Reschigna (PD): NO TAV. INACCETTABILI LE INTIMIDAZIONI AI GIORNALISTI E ALLA MAGISTRATURA E LE PROVOCAZIONI ALLE FORZE DELL’ORDINE. E’ IL MOMENTO DELLA RESPONSABILITA’
L’escalation cui stiamo assistendo in Val di Susa, prima con le pesanti intimidazioni nei confronti del procuratore Caselli, poi con le reazioni al grave incidente del militante no tav, le inaccettabili aggressioni ai giornalisti, davanti al Cto e oggi nella stessa valle, le meschine provocazioni alle forze dell’ordine, sta rendendo la situazione sempre più critica.
C’è chi spinge in questa direzione, pensando di saldare intorno al no tav un fronte antagonista che va ben al di là dell’oggetto del contendere e delle stesse motivazioni con cui molti cittadini della valle di Susa si sono espressi contro il progetto.
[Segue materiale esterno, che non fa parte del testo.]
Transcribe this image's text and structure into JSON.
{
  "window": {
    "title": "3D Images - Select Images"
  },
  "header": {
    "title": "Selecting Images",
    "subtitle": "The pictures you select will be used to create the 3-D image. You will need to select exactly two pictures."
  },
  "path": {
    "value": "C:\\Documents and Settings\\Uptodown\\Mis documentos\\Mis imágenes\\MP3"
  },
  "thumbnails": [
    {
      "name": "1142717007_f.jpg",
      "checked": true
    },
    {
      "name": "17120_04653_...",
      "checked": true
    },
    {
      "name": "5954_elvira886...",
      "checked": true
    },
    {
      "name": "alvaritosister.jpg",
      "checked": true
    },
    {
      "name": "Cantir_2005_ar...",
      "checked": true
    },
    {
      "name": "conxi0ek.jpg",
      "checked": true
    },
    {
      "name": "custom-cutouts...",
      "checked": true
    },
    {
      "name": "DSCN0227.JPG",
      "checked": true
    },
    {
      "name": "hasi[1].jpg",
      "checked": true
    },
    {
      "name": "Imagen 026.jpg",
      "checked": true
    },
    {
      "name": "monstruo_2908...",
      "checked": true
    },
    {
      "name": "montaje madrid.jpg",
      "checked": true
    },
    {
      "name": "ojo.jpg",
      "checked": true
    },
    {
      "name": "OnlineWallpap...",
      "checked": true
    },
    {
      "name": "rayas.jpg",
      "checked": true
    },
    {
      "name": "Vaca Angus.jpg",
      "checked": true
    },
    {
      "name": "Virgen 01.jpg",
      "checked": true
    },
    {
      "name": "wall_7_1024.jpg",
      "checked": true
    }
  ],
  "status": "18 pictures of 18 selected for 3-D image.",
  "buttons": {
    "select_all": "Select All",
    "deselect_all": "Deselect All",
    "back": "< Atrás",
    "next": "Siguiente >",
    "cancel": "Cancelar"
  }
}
E’ compito di ogni persona responsabile, a partire da chi ricopre incarichi istituzionali nella stessa valle, fare il possibile per fermare questo processo. Non é più tempo di incertezze. Cosa c’entra il no alla Tav con le intimidazioni ai giornalisti, ai magistrati, alle forze dell’ordine?